In particular, he grasped that digital technology had utterly transformed the political landscape and electoral communication. Eight years after the referendum, the left-of-centre has just about got its head round social media. Meanwhile, the populist right is busily exploring the possibilities of AI as a campaign tool and the malign potential of deep-fake media. 

Cummings also understands the radically changed social setting in which institutions are being replaced by networks; in which politics, in the words of the Oxford academic Philip N Howard, is no longer to be understood as a series of interactions between antiquated public bodies but has become “a system of relationships between and among people and devices”.

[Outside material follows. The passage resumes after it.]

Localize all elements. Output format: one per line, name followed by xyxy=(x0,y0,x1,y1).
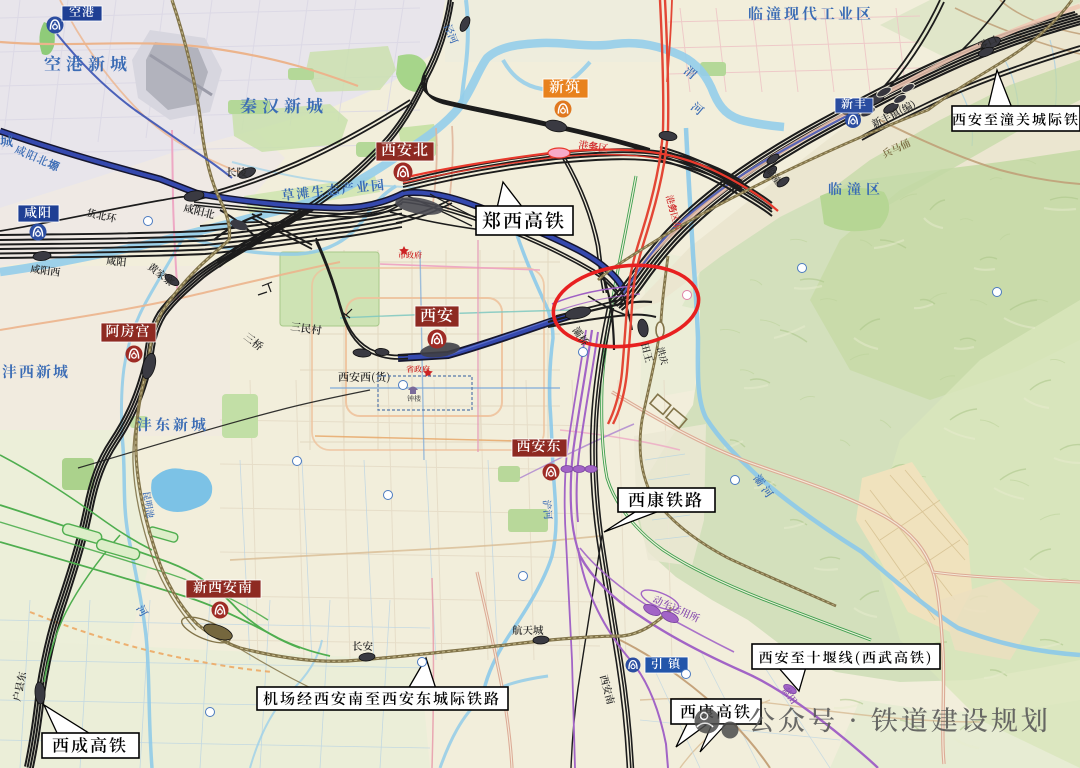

In this new world of instability, unpredictability and volatility, what matters is not institutional tradition but limitless agility. Cummings initially hoped that the Vote Leave caucus could take over and reinvent the Conservative Party. Now he envisages a separate organisation entirely. 

He is less interested in the delivery system – old, new, who cares? – than the viability of the project. Why not set up his own shop?

Nigel Farage, though no friend of Cummings, shares this insight and understands that parties come and go: Ukip, the Brexit Party, Reform UK… maybe Tory leader next? His friend Donald Trump, after all, has essentially abolished the Republican Party, founded 170 years ago in Ripon, Wisconsin, and replaced it with the Maga movement. The coalition that has propelled Javier Milei to the Argentinian presidency – La Libertad Avanza – did not exist three years ago. 

The new Cummings product has not yet been released even for beta testing. Most such products fail. What matters is that its success is even conceivable. Therein lies the true lesson for the rest of us.